The objective of Configuration Management is to keep reliable records with details of assets and services provided to the Client.
Incident Management focuses on restoring failures of services as quickly as possible for the Supplier Services so that the incident has a minimal impact on the Client’s business process.
For this process to be most efficient the Supplier Service Desk shall be the single enquiry point for the Client’s Service Desk for all operational aspects of the Services.
The objectives of Incident Management are as follows:
- To resume the regular state of affairs as quickly as possible and minimize the impact on business processes;
- To assign personnel charged with restoring service, as defined in the relevant SLA;
- To enable engagement of all 3rd parties (suppliers) of the Supplier’s responsible for delivering services to the Client;
- To clearly define Supplier and Client roles and responsibilities;
- To enable definition of prime supplier ownership until the root cause is determined;
- To ensure that effective records are kept, to enable reporting to the customer and as inputs to Problem, Change, Service Request, Configuration and Service Level Management processes.
Problem Management seeks to get to the root cause of Incidents and then initiate actions to improve or correct the situation.
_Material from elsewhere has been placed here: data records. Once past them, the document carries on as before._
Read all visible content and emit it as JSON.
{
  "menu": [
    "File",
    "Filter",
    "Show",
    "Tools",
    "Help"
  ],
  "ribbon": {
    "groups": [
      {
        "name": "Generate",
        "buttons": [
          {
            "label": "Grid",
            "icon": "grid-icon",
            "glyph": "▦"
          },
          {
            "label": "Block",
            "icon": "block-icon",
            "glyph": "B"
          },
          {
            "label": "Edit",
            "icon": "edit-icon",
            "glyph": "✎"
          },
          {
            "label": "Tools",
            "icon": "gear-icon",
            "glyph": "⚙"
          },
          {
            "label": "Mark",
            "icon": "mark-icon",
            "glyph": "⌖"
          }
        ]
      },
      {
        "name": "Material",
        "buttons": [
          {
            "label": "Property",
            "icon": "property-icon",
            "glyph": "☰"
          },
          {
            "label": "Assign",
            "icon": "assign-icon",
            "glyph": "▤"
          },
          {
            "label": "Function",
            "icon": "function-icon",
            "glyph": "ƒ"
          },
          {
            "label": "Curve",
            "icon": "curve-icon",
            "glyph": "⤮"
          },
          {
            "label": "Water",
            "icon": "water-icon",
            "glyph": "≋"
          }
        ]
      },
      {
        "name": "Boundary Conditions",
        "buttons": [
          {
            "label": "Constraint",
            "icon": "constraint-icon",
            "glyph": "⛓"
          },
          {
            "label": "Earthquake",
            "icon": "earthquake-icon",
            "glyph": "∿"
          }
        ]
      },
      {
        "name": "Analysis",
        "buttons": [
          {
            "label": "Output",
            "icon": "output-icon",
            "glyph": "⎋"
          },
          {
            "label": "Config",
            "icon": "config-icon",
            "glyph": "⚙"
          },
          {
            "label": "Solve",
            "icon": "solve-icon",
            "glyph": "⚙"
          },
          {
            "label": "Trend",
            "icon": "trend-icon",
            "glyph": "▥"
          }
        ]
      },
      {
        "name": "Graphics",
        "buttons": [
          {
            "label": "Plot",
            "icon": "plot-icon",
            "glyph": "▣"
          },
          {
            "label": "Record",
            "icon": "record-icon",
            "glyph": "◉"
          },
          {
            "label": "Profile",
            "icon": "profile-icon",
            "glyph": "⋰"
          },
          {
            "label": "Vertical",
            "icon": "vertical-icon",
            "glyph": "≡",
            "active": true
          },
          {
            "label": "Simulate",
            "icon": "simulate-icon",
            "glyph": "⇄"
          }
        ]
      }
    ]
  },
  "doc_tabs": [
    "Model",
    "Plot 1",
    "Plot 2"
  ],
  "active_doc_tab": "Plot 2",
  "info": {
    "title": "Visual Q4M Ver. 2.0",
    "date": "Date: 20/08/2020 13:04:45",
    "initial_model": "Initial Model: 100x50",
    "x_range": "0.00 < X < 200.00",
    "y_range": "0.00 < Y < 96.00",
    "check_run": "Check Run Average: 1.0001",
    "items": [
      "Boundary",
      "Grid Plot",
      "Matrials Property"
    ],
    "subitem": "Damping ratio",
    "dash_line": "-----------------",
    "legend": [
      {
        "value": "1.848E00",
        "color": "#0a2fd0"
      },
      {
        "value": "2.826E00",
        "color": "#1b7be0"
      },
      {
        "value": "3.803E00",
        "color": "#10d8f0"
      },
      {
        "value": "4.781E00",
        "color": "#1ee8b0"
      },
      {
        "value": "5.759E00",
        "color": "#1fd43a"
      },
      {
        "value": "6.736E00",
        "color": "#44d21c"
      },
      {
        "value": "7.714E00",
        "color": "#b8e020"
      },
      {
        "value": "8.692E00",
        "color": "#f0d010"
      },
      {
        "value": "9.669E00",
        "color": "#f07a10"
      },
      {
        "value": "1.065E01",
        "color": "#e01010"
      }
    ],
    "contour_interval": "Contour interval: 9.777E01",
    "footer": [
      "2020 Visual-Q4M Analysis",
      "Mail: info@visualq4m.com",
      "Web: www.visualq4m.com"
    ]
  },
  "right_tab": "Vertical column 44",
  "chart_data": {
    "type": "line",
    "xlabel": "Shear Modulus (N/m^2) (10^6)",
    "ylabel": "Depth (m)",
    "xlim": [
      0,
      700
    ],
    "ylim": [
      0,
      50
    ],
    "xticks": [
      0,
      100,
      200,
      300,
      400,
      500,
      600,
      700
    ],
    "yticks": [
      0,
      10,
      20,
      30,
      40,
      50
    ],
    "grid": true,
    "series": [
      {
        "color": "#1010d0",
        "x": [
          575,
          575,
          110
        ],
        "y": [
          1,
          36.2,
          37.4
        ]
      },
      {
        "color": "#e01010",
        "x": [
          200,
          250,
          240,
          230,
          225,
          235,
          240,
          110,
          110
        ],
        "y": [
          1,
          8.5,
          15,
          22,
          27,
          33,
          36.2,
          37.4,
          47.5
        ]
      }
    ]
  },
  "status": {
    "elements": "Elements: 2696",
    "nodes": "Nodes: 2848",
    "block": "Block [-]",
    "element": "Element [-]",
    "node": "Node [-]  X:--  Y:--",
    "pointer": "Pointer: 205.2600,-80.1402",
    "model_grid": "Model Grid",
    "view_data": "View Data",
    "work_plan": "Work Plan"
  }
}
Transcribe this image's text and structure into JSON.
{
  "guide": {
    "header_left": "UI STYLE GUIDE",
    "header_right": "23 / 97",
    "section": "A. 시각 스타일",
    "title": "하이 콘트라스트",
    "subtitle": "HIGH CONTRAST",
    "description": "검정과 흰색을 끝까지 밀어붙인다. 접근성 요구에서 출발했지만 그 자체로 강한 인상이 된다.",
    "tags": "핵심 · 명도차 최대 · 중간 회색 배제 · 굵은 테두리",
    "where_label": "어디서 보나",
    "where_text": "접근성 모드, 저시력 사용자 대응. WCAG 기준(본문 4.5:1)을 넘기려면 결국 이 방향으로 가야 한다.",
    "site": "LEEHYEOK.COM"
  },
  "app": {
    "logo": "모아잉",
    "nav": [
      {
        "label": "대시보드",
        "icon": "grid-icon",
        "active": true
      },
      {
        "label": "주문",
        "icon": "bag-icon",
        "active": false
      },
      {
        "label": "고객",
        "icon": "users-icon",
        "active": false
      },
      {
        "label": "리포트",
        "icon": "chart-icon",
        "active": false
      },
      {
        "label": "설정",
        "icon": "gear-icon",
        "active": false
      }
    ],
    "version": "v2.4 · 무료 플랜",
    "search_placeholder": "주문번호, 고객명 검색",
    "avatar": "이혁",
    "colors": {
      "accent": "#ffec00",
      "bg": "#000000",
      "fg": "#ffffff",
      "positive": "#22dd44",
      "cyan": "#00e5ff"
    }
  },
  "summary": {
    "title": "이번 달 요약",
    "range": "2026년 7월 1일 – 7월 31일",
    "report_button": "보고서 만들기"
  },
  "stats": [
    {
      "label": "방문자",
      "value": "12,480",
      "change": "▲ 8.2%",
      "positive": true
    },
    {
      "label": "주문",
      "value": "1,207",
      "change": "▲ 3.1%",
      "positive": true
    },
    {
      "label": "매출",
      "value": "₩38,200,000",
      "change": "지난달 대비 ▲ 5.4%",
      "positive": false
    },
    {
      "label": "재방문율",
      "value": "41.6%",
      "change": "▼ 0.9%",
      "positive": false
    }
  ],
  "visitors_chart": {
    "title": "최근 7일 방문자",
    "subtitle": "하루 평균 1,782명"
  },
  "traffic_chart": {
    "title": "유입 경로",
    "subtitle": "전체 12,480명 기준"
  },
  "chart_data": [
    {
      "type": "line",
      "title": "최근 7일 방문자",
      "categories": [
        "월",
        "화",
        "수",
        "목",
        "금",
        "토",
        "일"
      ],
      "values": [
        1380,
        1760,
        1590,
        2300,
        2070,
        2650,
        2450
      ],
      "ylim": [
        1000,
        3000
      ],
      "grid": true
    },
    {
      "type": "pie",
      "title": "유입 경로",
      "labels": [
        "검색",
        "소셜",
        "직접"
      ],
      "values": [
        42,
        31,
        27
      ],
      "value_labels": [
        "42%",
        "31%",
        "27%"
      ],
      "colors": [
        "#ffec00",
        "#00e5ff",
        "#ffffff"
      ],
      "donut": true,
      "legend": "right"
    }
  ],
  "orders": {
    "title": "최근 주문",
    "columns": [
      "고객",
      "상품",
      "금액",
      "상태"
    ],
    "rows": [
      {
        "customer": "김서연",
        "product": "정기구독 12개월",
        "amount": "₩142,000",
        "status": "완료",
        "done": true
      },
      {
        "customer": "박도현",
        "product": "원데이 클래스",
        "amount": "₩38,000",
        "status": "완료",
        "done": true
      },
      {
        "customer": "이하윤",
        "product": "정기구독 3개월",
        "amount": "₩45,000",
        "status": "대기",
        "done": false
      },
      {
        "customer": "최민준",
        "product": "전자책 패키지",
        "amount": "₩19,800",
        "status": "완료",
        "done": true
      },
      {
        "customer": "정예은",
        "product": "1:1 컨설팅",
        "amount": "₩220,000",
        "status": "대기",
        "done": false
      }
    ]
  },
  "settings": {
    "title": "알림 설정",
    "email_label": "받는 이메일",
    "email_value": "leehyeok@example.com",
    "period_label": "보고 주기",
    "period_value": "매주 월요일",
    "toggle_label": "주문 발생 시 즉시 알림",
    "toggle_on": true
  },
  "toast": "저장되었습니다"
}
Problem Management focuses on keeping the IT environment as stable as possible for all Supplier provided Services so that it has a minimal negative impact on the Client’s business process.
The objectives of Problem Management are as follows:
- Manage the lifecycle of all problems related to Services provided to the Client. The goal of Problem Management is to prevent recurrence of Incidents;
- Improve the quality of services provided by resolving underlying root cause of Incidents;
- Prevent Incidents from recurring;
- Maintain an up-to-date knowledge base of information on Known Errors for the Supplier to search for Problems, Incidents, Resolutions and Workarounds;
- Prevent incidents from occurring by Proactive Problem Management.
Service Request Management
The objectives of the Service Request Process are:
- To provide a means for Authorized Requesters to request and receive Services;
- To provide information on the availability of various Services and the procedure for obtaining them;
- To provide templates and approvals necessary to meet the Quality Management System requirements around the qualified infrastructure managed on behalf of the Client;
- To assist with general information, complaints or comments.